Acrescentando o tempo ao espaço Quando a radiação cósmica se projeta na abóbada celeste e permite o seu rastreamento instantâneo na direção do nosso passado, vemos um quadro totalmente diverso do que foi descrito antes do seu espalhamento. As ondas se tornam reais e virtualmente contínuas, e a sua polarização anterior nos mostra, ao Doppler, um predomínio da luz infravermelha no espectro da maioria das galáxias. A seta do tempo se inverte na nossa posição, onde se inicia a sua contagem, deixando de apontar na direção do futuro e passando a apontar continuamente para o nosso passado. Tal como o fio contínuo de um novelo de lã, desenrolado a partir do big bang, a luz nos diz que poderíamos segui-la tanto num sentido como no outro, tornando o espaço homogêneo e isotrópico. A luz que teria partido de Próxima do centauro em um momento anterior, devido ao nivelamento entre o ultravioleta e o infravermelho (polarização) teria permanecido


obscura no espaço, até nos alcançar na Terra. Com isso pode-se dizer, por um princípio de exclusão de acesso direto ao nosso futuro, que a luz da estrela citada sempre esteve à nossa inteira disposição, na Terra, para ser seguida somente na direção do nosso passado. Em caso contrário, a estrela não poderia ser avistada de forma instantânea. Isso está de acordo com a retenção de tempo no nosso futuro, ou durante a fase de quantização e de empacotamento da luz. Os físicos sugerem que as ondas circulares de luz emitidas por aquela estrela iriam se superpondo ao longo do tempo, formando um cone de luz reto e tridimensional, chamado cone de luz do futuro. Isso resulta de uma comparação com o que se observa depois do espalhamento da luz, e não de uma medição direta. Na verdade, a inexistência de tempo real no nosso futuro não prevê sequer a existência de ondas, uma vez que não haveria movimento na ausência de tempo mensurável. As leis de Newton não são aplicáveis nessas condições.
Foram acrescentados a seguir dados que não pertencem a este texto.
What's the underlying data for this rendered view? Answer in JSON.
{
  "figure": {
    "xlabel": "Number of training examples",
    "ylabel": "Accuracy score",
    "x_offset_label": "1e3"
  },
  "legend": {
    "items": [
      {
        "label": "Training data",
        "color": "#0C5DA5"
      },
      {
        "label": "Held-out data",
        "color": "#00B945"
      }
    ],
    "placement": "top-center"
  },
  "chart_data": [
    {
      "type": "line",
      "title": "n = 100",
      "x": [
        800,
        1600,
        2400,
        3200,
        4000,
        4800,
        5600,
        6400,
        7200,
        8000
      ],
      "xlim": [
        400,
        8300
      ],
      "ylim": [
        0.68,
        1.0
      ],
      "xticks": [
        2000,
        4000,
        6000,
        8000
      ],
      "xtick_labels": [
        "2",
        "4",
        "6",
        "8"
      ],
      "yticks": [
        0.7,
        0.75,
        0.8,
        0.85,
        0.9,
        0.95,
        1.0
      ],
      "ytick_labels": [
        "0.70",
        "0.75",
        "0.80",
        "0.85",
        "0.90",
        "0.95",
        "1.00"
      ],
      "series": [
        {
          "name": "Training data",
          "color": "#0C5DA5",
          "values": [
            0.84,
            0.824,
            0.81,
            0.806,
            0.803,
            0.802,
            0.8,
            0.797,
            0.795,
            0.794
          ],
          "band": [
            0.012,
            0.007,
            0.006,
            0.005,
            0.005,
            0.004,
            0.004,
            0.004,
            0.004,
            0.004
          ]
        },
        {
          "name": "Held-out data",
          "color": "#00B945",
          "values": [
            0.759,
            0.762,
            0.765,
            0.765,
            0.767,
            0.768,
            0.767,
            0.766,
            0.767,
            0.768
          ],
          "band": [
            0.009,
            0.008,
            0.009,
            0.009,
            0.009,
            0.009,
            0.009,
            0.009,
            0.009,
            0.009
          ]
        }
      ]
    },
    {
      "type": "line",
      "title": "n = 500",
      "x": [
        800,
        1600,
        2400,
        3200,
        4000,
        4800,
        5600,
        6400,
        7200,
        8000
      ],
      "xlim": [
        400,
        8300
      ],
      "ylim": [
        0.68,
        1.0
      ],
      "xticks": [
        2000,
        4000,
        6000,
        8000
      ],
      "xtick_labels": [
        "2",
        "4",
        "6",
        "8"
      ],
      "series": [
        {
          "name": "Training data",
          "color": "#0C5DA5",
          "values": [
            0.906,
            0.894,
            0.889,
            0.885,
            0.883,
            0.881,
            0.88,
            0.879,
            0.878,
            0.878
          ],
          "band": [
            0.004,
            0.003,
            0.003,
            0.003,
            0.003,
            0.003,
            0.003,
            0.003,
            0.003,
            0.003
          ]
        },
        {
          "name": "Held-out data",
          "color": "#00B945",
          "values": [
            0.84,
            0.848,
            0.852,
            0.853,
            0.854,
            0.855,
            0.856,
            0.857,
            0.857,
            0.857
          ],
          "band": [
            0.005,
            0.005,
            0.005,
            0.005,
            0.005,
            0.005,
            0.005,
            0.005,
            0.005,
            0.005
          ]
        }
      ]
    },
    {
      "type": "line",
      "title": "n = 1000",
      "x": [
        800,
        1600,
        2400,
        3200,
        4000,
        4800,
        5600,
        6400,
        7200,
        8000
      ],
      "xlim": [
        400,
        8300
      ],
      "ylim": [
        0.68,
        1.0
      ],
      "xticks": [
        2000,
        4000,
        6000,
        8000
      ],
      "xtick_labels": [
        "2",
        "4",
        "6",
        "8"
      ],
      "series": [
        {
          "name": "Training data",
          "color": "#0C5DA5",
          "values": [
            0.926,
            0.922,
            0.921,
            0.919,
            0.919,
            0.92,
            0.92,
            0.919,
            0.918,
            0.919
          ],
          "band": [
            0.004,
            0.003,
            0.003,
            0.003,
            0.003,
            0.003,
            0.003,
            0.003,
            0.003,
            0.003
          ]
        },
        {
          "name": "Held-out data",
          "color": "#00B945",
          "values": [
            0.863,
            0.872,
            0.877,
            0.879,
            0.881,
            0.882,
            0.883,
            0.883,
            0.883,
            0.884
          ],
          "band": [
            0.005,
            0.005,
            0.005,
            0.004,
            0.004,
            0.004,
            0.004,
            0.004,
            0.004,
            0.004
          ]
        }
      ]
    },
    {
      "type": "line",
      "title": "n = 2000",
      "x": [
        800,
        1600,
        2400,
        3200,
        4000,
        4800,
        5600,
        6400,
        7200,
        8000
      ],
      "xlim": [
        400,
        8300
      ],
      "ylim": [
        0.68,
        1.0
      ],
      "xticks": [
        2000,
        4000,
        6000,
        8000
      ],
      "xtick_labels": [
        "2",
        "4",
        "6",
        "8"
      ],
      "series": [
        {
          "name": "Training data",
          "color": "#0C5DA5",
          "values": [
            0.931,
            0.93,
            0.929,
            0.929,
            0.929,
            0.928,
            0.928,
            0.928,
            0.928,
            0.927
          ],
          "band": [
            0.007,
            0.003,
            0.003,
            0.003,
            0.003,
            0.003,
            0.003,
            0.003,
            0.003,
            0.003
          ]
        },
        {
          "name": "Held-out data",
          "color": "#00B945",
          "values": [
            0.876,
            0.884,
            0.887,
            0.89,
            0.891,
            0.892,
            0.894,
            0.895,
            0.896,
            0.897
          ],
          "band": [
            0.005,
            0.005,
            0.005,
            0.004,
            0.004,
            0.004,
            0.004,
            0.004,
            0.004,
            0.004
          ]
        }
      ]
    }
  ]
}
Einstein tentou, sem sucesso, amparar a sua tese de que o universo seria estático, propondo a sua constante cosmológica. Depois das observações de Hubble, mostrando que a nossa é apenas uma entre os milhões de outras galáxias, e da adoção definitiva do desvio para o vermelho pela comunidade científica, Einstein capitulou de vez. Não vejo como criticar nenhuma das partes envolvidas, pois, para nós, somente existe o que pode ser lembrado, ou o que está fora do nosso cérebro. Enquanto estivermos olhando na direção da abóbada celeste e recolhendo uma luz totalmente picotada, visando formar um mosaico que nos descreva um universo em expansão contínua, inúmeras questões permanecerão sem resposta. Acredito que já está na hora de levarmos seriamente em conta os processos que estruturam os nossos pontos de vista, fazendo um esforço para nos libertarmos do jugo da radiação cósmica de fundo. Santa Maria, RS, Brasil, 05/09/2019.